The fact is that people inside the Giuliani campaign are appalled at the number of times their candidate has felt compelled to interrupt public appearances to take calls from his wife. The estimate from those in a position to know is that he has taken such calls more than 40 times in the middle of speeches, conferences and presentations to large donors. "If it's a stunt, it's not one coming from him," says one Giuliani staffer. "It's an ongoing problem that he won't take advice on."

And in trying to explain his odd behavior, Mr. Giuliani has only dug himself in deeper. On Friday he told David Brody of CBN News that since 9/11, when he and Mrs. Giuliani get on a plane, "most of the time . . . we talk to each other and just reaffirm the fact that we love each other." He admitted he had taken calls from his wife "before in engagements, and I didn't realize it would create any kind of controversy." That's hardly possible. Giuliani staffers say he has been warned over and over again that the phone calls are rude and inappropriate and have alienated everyone from local officials to top donors to close friends.
Sorry, either his wife is a shrew whom he doesn't dare say no to or Giuliani is so self-centered and naturally rude that he doesn't have a clue how offensive his behavior is. There is no excuse for such repeated rudeness.

Perhaps good manners is not the most important quality that we're looking for in the next president, but I think that people want to "like" the person they vote for. And if he seems like a lout or someone being led around by his spouse, he's going to really lose the likability votes. And there do seem to be some intimations that his wife is rather a piece of work.
But Giuliani staffers say Judith Giuliani is in a league of her own. Many of the complaints are inside baseball: Staffers have been fired, advisers shut out of meetings, schedules changed based on her whim. But it was her idea for Mr. Giuliani to suggest on national TV that he might let her attend cabinet meetings. Her high-handed behavior prompted a series of negative profiles this summer, including a vicious one in Vanity Fair, which were said to have prompted her to retreat from day-to-day involvement in the campaign.
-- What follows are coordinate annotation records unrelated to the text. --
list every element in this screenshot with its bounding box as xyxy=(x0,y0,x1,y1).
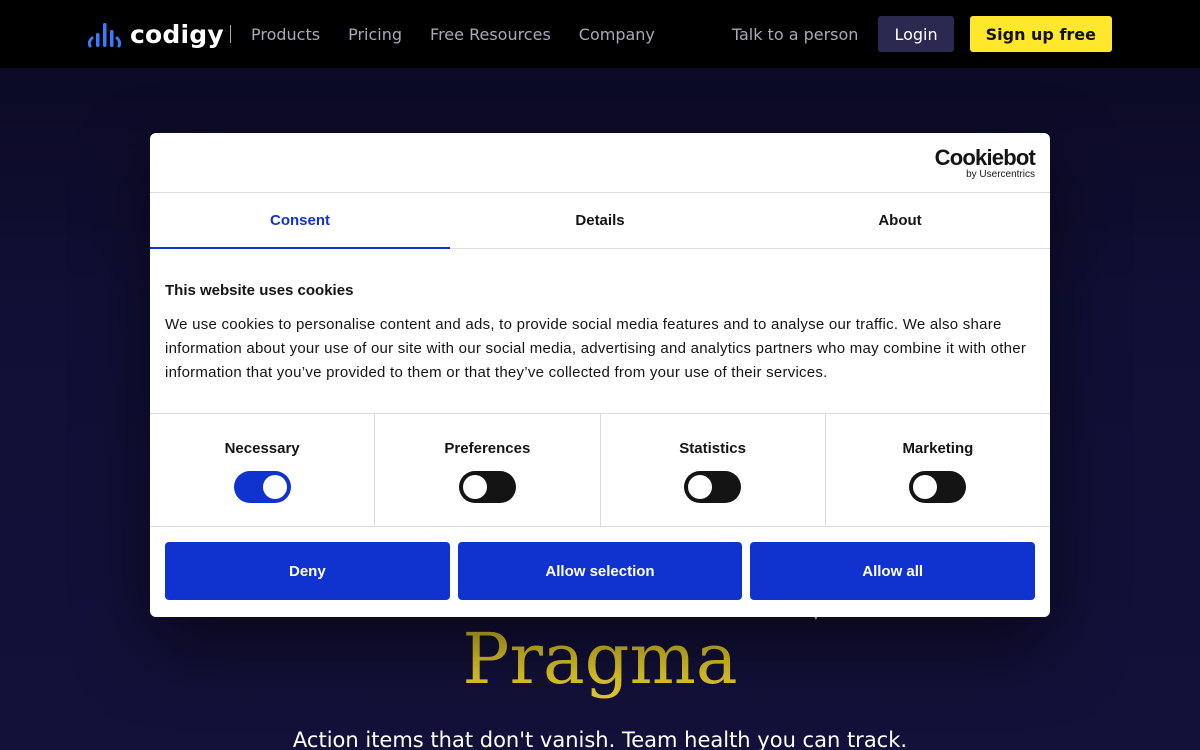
allow-selection-button[interactable]: Allow selection xyxy=(457,542,743,600)
allow-all-button[interactable]: Allow all xyxy=(750,542,1036,600)
cookiebot-brand-sub: by Usercentrics xyxy=(966,169,1035,180)
logo-text: codigy xyxy=(130,19,224,49)
hero-title: Pragma xyxy=(462,618,738,700)
toggle-knob xyxy=(688,475,713,499)
toggle-cell-necessary: Necessary xyxy=(150,414,376,526)
tab-consent[interactable]: Consent xyxy=(150,193,450,249)
tab-details[interactable]: Details xyxy=(450,193,750,248)
nav-actions: Talk to a person Login Sign up free xyxy=(732,16,1112,52)
hero-subtitle: Action items that don't vanish. Team hea… xyxy=(292,728,908,750)
cookiebot-logo[interactable]: Cookiebot by Usercentrics xyxy=(934,145,1036,180)
toggle-knob xyxy=(913,475,938,499)
talk-to-person-link[interactable]: Talk to a person xyxy=(732,25,859,44)
toggle-knob xyxy=(262,475,287,499)
toggle-cell-preferences: Preferences xyxy=(375,414,601,526)
deny-button[interactable]: Deny xyxy=(165,542,450,600)
top-navbar: codigy Products Pricing Free Resources C… xyxy=(0,0,1200,68)
nav-divider xyxy=(230,25,231,43)
consent-heading: This website uses cookies xyxy=(165,282,354,299)
cookiebot-brand: Cookiebot xyxy=(934,145,1036,170)
login-button[interactable]: Login xyxy=(878,16,954,52)
logo-bars-icon xyxy=(88,23,122,48)
toggle-necessary[interactable] xyxy=(233,471,291,503)
toggle-knob xyxy=(462,475,487,499)
consent-toggles: Necessary Preferences Statistics Marketi… xyxy=(150,414,1050,527)
toggle-preferences[interactable] xyxy=(458,471,516,503)
nav-link-free-resources[interactable]: Free Resources xyxy=(430,25,551,44)
codigy-logo[interactable]: codigy xyxy=(88,18,224,50)
dialog-tabs: Consent Details About xyxy=(150,193,1050,249)
consent-body: This website uses cookies We use cookies… xyxy=(150,249,1050,414)
consent-buttons: Deny Allow selection Allow all xyxy=(150,527,1050,615)
toggle-label-necessary: Necessary xyxy=(224,440,300,457)
consent-text: We use cookies to personalise content an… xyxy=(165,316,1027,381)
toggle-label-statistics: Statistics xyxy=(679,440,746,457)
cookie-consent-dialog: Cookiebot by Usercentrics Consent Detail… xyxy=(150,133,1050,617)
nav-link-company[interactable]: Company xyxy=(579,25,655,44)
nav-link-pricing[interactable]: Pricing xyxy=(348,25,402,44)
toggle-marketing[interactable] xyxy=(909,471,967,503)
dialog-header: Cookiebot by Usercentrics xyxy=(150,133,1050,193)
nav-link-products[interactable]: Products xyxy=(251,25,320,44)
tab-about[interactable]: About xyxy=(750,193,1050,248)
signup-button[interactable]: Sign up free xyxy=(969,16,1112,52)
nav-links: Products Pricing Free Resources Company xyxy=(251,0,683,68)
toggle-label-marketing: Marketing xyxy=(902,440,974,457)
toggle-label-preferences: Preferences xyxy=(444,440,531,457)
toggle-cell-marketing: Marketing xyxy=(826,414,1050,526)
toggle-statistics[interactable] xyxy=(684,471,742,503)
toggle-cell-statistics: Statistics xyxy=(601,414,826,526)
But not for long. The staff remains "terrified" of her, according to a former staffer. "Mollifying Judith is at the top of the to-do list for far too many people on the campaign," one person close to Mr. Giuliani told me. Another says: "The biggest concern is that if not corrected it will stir up questions about his judgment closer to when people vote--either before the early primaries or before the general election. It's a ticking time bomb."
Of course, if Republicans were voting based on the spouse, Mitt Romney would be ahead by a mile. But Judith just doesn't seem like the woman we'd like to see follow Laura Bush as First Lady. And why should Rudy need aides to tell him about good manners?